Objectives: Multiple single nucleotide polymorphisms (SNPs) have been identified as risk loci for type 2 diabetes (T2DM). This study was conducted to increase our understanding of the mechanisms through which three novel risk variants affect the risk of T2DM. Methods: 918 Chinese volunteers from Pudong New Area of Shanghai, China, were recruited in Oct-Dec, 2006. Collection of demographic and lifestyle characteristics, body measurements, bio-specimen collection and biochemistry assays were performed during the period. Genotyping of rs290487 at transcription factor 7-like 2 (TCF7L2), rs9465871 at cyclin-dependent kinase 5 regulatory subunit associated protein 1-like 1(CDKAL1) and rs1359790 at chromosome 13q31.1 were conducted using Taqman approach. Results: Genotypes of TCF7L2-rs290487, CDKAL1-rs9465871 and rs1359790 at 13q31.1 were not associated with metabolic syndrome or its components. While average levels of glycosylated hemoglobin A1c (HbA1c), fasting glucose, serum lipids and anthropometrics did not differ by genotypes of TCF7L2-rs290487 and rs1359790 at 13q31.1, HbA1c level varied significantly by genotypes of CDKAL1-rs9465871, particularly among women.
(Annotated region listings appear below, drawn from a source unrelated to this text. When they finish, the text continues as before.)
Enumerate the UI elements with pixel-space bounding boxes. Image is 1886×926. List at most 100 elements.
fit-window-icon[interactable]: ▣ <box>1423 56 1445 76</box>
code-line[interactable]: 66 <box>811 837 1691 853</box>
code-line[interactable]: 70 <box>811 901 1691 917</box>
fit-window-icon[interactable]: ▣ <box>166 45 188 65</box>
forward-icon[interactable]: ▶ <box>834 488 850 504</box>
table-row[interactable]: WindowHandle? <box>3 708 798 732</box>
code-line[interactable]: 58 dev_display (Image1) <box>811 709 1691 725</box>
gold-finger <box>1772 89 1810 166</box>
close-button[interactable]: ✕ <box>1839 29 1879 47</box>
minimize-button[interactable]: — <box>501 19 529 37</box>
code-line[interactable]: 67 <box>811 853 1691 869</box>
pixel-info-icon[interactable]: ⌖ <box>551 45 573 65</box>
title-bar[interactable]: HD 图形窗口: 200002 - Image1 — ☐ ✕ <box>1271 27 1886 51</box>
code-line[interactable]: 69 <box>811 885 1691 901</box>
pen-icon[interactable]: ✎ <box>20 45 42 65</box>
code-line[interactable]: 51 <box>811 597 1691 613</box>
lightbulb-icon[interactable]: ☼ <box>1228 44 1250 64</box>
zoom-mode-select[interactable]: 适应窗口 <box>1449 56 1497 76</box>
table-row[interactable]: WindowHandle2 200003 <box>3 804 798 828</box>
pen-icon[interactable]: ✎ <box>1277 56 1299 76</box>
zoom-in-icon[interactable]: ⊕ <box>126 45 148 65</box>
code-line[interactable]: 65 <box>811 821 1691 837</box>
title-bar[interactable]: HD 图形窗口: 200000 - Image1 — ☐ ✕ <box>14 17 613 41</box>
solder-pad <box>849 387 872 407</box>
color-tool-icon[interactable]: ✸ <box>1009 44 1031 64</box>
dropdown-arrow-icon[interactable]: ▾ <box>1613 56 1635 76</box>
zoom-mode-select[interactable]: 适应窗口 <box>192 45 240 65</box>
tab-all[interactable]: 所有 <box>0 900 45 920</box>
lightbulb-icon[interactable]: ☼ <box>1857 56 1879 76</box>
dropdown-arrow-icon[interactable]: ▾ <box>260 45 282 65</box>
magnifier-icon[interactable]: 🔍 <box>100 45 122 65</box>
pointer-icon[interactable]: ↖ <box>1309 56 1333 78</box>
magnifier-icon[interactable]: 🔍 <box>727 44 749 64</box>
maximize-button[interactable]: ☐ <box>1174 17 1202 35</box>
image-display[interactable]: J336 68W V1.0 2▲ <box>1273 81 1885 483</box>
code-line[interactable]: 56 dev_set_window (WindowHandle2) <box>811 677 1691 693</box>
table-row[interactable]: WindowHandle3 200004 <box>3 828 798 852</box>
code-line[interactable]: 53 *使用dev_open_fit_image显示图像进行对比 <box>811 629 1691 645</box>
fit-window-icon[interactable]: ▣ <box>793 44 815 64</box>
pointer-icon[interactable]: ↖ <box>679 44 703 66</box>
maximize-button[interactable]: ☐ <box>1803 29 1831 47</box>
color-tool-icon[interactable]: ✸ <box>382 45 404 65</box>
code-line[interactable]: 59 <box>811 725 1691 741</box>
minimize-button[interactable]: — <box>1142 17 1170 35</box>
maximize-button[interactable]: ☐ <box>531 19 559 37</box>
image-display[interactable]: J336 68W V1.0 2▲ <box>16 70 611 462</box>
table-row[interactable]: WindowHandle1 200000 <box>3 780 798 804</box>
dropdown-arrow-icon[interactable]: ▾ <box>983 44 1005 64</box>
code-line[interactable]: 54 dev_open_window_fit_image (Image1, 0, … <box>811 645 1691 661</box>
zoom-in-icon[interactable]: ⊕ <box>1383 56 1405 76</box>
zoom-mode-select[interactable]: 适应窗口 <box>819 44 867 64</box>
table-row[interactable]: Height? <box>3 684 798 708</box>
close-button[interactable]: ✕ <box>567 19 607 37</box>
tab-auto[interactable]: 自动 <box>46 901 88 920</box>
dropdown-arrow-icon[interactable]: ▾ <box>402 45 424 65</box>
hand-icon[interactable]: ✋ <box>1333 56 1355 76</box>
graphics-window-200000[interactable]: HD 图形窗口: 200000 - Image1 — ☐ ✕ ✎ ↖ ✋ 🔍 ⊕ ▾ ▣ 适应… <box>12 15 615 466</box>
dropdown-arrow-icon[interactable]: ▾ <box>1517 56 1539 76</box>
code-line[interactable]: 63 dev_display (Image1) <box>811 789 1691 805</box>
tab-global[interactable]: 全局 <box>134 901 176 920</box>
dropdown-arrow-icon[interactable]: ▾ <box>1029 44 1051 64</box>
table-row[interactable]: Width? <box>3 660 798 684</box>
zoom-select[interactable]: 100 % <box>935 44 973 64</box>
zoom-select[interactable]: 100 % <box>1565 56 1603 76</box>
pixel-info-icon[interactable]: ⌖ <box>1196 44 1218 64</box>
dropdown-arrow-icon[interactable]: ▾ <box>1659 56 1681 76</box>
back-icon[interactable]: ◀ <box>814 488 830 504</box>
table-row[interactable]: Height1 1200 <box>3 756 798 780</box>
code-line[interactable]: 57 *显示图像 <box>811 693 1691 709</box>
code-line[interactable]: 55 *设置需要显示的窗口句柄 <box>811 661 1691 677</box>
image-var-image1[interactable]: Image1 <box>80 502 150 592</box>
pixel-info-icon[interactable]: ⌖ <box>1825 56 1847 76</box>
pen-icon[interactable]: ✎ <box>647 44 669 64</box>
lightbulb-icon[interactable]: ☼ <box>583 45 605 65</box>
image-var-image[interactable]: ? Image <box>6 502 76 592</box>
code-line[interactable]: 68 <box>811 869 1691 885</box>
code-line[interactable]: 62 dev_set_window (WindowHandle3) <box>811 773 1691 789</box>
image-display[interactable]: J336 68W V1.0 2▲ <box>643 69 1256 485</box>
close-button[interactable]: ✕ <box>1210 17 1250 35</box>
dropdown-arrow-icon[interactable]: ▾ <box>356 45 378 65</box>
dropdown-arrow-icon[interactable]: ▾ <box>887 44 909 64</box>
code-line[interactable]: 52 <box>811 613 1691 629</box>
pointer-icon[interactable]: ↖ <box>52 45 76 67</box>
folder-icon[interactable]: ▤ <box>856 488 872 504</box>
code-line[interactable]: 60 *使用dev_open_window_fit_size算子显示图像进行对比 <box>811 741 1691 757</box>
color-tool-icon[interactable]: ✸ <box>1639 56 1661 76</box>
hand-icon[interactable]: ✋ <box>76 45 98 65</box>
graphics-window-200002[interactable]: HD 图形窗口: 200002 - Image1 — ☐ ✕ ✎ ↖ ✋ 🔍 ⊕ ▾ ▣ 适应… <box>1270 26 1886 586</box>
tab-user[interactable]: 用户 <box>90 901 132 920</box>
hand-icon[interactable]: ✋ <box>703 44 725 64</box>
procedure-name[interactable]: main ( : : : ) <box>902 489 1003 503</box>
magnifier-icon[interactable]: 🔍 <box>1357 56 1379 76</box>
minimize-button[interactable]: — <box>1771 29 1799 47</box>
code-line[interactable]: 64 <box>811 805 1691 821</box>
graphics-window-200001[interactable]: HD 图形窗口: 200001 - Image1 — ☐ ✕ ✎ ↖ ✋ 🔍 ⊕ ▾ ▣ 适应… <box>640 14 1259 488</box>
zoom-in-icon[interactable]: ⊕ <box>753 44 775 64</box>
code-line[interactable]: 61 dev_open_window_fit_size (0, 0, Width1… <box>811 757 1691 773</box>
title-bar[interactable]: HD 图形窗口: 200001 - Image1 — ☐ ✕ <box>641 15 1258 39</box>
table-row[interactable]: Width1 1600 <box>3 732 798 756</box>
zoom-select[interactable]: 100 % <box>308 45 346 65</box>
After adjusting for age, women carrying C allele had a higher level of HbA1c than those bearing T allele, with each C allele linking to appropriate 0.1% increase of HbA1c level (P for trend=0.025). However, the difference was no longer significant after multiple comparison correction. Similar patterns were consistently observed regardless of levels of energy, dietary fat and average glycemic index intake (P for interaction >0.05). Conclusions: CDKAL1-rs9465871 may slightly affect glycemic phenotypes in non-diabetic Chinese women. Our results support the potential role of CDKAL1 gene in the regulation of insulin secretion.